At present, chemical power sources that can be applied in the field of smart grids mainly include sodium sulfur batteries, vanadium flow batteries, and lithium-ion batteries. The sodium sulfur battery was first invented and announced by Ford in 1967. It uses metal sodium as the negative electrode, sulfur as the positive electrode, and ceramic tube as the electrolyte separator. However, sodium sulfur battery systems have high costs and require additional heating equipment to maintain temperature during operation. At the same time, overcharging can be dangerous, resulting in deficiencies in safety and maintenance free performance.

The research on all vanadium flow batteries began in 1984 with the Skyllas kazacos research group at the University of New South Wales in Australia. It is a redox renewable fuel cell energy storage system based on vanadium metal elements.
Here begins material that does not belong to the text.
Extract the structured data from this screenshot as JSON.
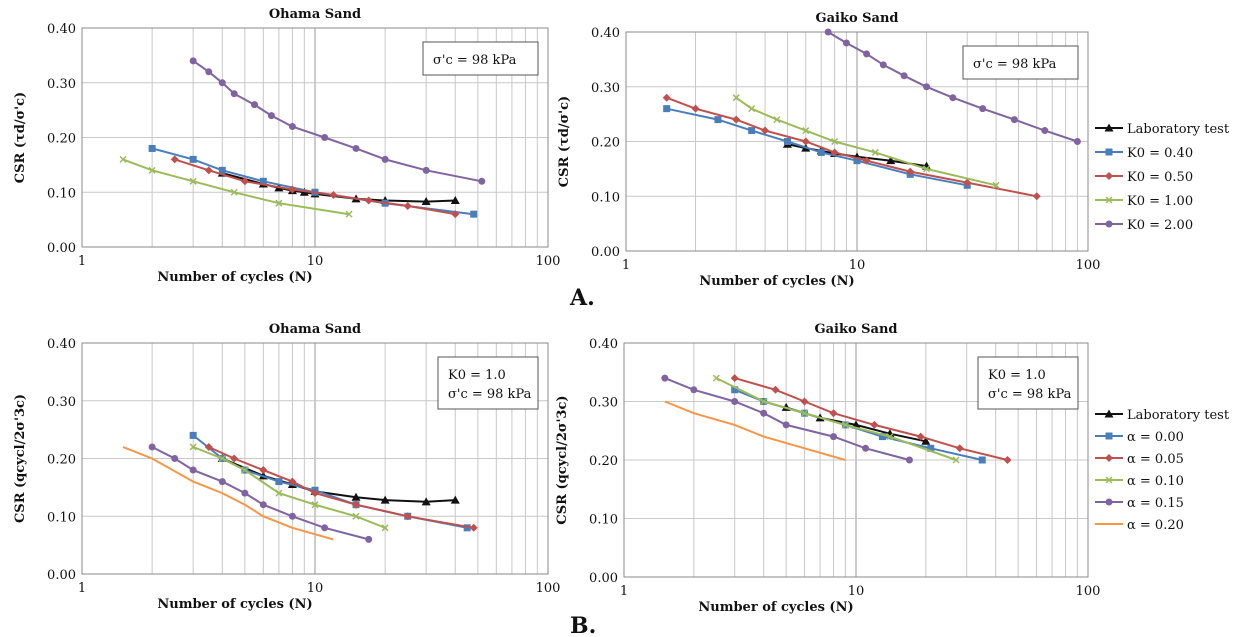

The all vanadium flow battery can achieve the full life cycle of wind power without replacing the battery. However, the commonly used electrolyte storage tank is large and difficult to manage. Moreover, the pentavalent vanadium in the positive electrode liquid is prone to precipitate vanadium pentoxide under static conditions or at temperatures above 45 ℃, which affects the service life of the battery.

Lithium ion battery energy storage is currently the most feasible technological route in the development of energy storage products. Lithium ion batteries are known as green batteries due to their high energy density, low self discharge, no memory effect, wide operating temperature range, fast charging and discharging, long service life, and no environmental pollution.

The lithium battery energy storage system can quickly and effectively smooth the active power fluctuations output by the wind power system during normal operation of the power grid, provide certain reactive power support for the power grid in case of grid faults, and stabilize the system's voltage and frequency when operating off the grid, effectively improving the operational performance of the wind power system.

At present, the economic feasibility of energy storage is not obvious, and it cannot bring more benefits to wind farms. However, with technological progress and cost reduction, it may effectively alleviate the impact of current power restrictions in the future. New energy wind power generation requires stable energy storage devices, and in this regard, high-energy density lithium-ion batteries are perfectly suited for this job.